At Strömkajen pier, the ferry swallowed the cohort of gleaming wetsuits still heavy with drizzle. The hold vibrated with a dull rumble as the city receded, a coal-black sky dotted with sodium lights. On plastic benches, athletes sized each other up, exchanging predictions in hushed tones that darkness made sharper. Anna watched the panoramic salon windows: each timid glimmer of dawn might reveal the phantom gills pulsing in her memory. In the cramped bathroom, the round porthole reflected back a stranger’s face—fleeting shadow of mauve slits—before vanishing in a lurch of the boat. Her heart drummed out of sync with the diesel engine; when Sandhamn lighthouse finally appeared, a collective sigh expired, but her panic remained caught in her throat like a stubborn strand of seaweed.

Sandhamn. Starter ready. Sharp crack of the pistol, rush into the foam. Jonas to port, she to starboard, connected by an elastic cord. From the first few meters, salt water invaded her mouth; reflex panic, then abyssal calm: the mirror’s gills, absent from her actual skin, nonetheless irrigated her lungs with backstage oxygen. She stopped lifting her head, shooting under the surface like a night train. Jonas, pulled by the line, first thought she was sinking; he quickly understood she was charting a parallel, amphibious trajectory, and let himself be guided, breath short with amazement.

The islets passed by: Vindalsö, Runmarö, kaleidoscopic Munkö, leaning pines, striated granite, rolling singles splashed with mauve flowers. On the running sections, their footsteps resonated as if on a ship’s hull, and the world folded into dissonant chords. Strangeness became the norm: seal-judges brandishing time boards, seagull-trumpets modulating drum breaks.
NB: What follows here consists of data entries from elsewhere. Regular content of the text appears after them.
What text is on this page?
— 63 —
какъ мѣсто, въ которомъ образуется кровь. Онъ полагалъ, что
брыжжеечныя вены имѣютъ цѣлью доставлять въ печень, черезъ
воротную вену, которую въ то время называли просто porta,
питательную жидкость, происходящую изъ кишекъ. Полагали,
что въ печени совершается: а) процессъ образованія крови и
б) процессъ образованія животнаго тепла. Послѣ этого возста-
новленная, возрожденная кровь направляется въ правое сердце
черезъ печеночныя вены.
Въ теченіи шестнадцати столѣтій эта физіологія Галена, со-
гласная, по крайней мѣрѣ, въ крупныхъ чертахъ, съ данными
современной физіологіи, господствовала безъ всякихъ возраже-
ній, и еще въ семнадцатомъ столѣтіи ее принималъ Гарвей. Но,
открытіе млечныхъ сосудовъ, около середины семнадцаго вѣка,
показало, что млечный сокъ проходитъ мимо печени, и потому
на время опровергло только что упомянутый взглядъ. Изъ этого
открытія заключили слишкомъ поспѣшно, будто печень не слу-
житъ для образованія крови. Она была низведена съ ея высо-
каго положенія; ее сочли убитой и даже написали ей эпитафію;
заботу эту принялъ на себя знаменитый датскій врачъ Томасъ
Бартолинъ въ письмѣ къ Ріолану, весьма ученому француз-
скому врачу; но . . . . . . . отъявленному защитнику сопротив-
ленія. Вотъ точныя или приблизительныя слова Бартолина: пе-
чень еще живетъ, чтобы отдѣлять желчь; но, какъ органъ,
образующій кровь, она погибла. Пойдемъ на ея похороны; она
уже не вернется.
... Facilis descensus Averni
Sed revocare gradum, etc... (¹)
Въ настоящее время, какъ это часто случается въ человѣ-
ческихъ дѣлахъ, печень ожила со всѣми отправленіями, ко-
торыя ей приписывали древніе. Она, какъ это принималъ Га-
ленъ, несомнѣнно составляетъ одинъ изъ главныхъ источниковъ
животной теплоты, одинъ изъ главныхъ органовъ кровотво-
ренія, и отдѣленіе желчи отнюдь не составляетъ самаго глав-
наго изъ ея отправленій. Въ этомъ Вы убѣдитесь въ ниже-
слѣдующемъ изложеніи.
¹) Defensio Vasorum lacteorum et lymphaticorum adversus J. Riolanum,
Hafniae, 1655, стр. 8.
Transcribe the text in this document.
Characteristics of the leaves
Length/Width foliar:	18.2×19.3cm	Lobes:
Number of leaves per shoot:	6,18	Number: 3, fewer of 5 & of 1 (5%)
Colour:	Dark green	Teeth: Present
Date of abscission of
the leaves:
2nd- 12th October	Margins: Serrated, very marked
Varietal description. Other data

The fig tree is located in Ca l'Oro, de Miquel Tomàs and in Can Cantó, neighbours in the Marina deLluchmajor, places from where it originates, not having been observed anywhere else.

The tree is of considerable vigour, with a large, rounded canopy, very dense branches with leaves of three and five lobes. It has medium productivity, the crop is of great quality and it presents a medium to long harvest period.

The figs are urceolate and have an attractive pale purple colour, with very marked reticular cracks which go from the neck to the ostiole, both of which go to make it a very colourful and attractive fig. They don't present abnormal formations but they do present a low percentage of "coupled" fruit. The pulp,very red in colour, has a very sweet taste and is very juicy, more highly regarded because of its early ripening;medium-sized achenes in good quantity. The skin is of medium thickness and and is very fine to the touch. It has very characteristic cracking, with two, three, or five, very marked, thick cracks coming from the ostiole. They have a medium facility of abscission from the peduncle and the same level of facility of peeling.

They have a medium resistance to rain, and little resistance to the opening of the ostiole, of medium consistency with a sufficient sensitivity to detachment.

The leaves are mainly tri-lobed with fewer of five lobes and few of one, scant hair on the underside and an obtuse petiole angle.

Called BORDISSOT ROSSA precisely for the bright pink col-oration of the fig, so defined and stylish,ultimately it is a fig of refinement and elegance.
Kilometer thirty-four, the pig swim: Jonas ran out of air, she lent him the cord as an improvised snorkel, sharing through capillary action the breath from the mirror; reality and its reflection fit together for a moment with the precision of a perfectly placed riff.

The finish line materialized without fanfare. No medal, just cold salt on the tongue and the silence of an empty amphitheater. Izak, the announcer, was declaring an unofficial record, but the words dissolved before reaching her ears. Anna scrutinized a puddle: no slits, only the anxious shimmer of a slightly displaced face.

At the harbor bar, their water-logged wetsuits dripped onto the tiles. Jonas raised his glass: “To whatever we were breathing down there.” She smiled, felt the mirror closing somewhere behind her skull, like snapping shut a piano lid. “All is forgiven,” she thought before sipping her beer.